The scene was a plein air painting, soft and impressionistic: the golden grass, the dark trees, bruise-purple mountains in the background, and the whisper-blue sky strewn with long, thin, pink-tinted clouds; the small white house with its old tile roof. On the other side of the mountains the sun had begun its descent toward the ocean. Here, the day seemed to have paused to admire its own perfection. Stillness held the landscape enraptured.
Nothing gave away a hint of what lay within the house.
The driveway was a path of dirt and crushed rock with grass and weeds sprouted up the middle like the mane of a wild pony. Falling-down fences the color of driftwood created the lane between two overgrown pastures that had once been home to cattle and horses.
A vintage Woody station wagon well past its glory days was parked at a casual angle near an open shed full of rusted farm equipment. An old Radio Flyer red wagon had been abandoned near the front porch with an orange tabby cat sitting in it, waiting for a ride. On the porch two kittens played peekaboo among overgrown pots of parched geraniums and kitchen herbs. One propped herself up on the screen door and peered into the house, then squeaked and leapt and dashed away, tail straight up in the air.
Inside the house nothing moved but flies.
A horrible still life had been staged on the Saltillo tile kitchen floor.
A woman lay dead, her hair spreading out around her head like a dark cloud. Her skin was the color of milk. Her lips had been painted as red as a rose—as red as her blood must have been as it drained from the wounds carved into her flesh.
She lay discarded like a life-size broken doll—made up, torn up, and cast aside, her brown eyes cloudy and lifeless.
Beside her lay a smaller doll—her child—head resting on her shoulder, face streaked with the last of her mother’s life’s blood.
The flies buzzed. The wall clock ticked above the sink.
The telephone receiver dangled near the floor, stenciled with small bloody fingerprints. The last words spoken into it were a whisper still hanging in the air: “ My daddy hurt my mommy ...”
2
“The victim is Marissa Fordham, twenty-eight, single mom. An artist.”
Sheriff’s detective Tony Mendez rattled off the facts as if unaffected by what he had seen inside the house. Nothing could have been further from the truth. In fact, shortly after he arrived at the scene, he had had to excuse himself from the kitchen to vomit under a tree in the backyard.

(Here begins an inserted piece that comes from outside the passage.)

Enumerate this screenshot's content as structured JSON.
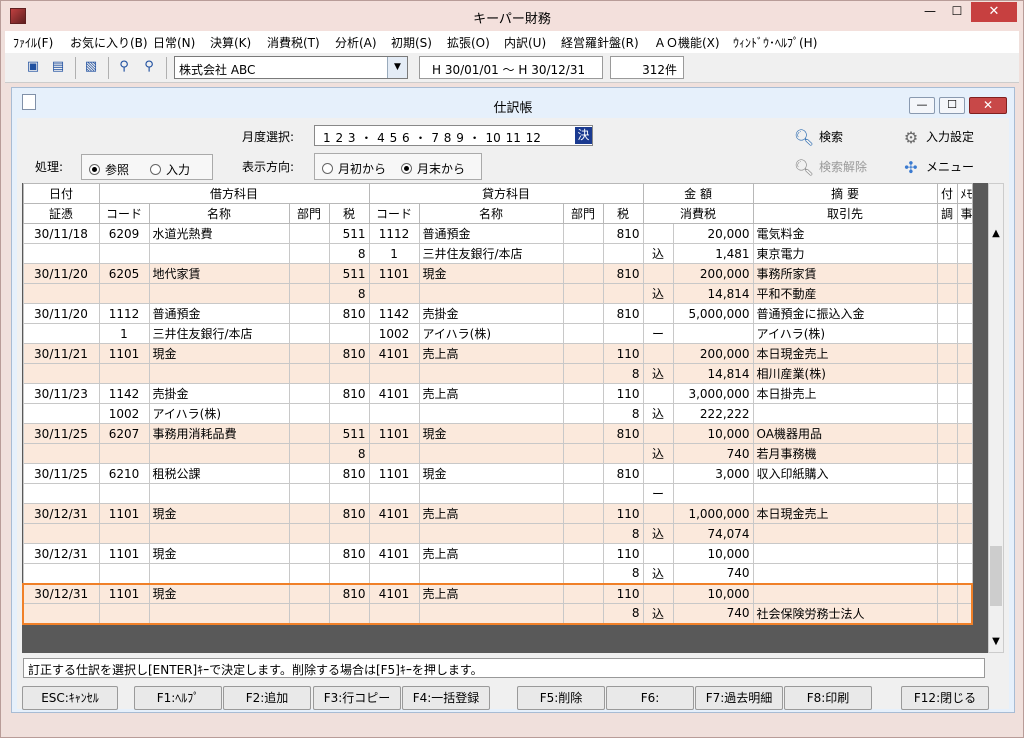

He had been second on the scene, the property being on his side of town. The first responder—a young deputy—had puked under the same tree. Mendez had never seen so much blood. The smell of it was still like a fist lodged at the back of his throat. Every time he closed his eyes he saw the victims in freeze-frame shots from a horror movie.
His stomach rolled.
“You said there were two vics.”
Vince Leone, forty-nine, former special agent with the FBI’s legendary Behavioral Sciences Unit, former Chicago homicide detective. Leone had been his mentor during his course at the FBI’s National Academy—a training program for law enforcement agencies around the country and around the globe. In fact, Leone had come to Oak Knoll more than a year past in part to work a serial-killer case, in part to try to recruit Mendez to the Bureau.
The case was ongoing. Neither of them had left.
Leone had just arrived on the scene. They drifted slowly away from his car toward the house, both of them taking in the cool, eucalyptus-scented air.
“The woman’s four-year-old daughter,” Mendez said. “She had a faint pulse. She’s on her way to the hospital. I wouldn’t expect her to make it.”
Leone muttered an expletive under his breath.
He was an imposing man. Six foot three with a mane of wavy salt-and-pepper hair. A thick mustache drew the eye away from the small, shiny scar marking the entrance wound of the bullet that should have ended his life. Instead, the thing remained in his head, inoperable because of its precarious location.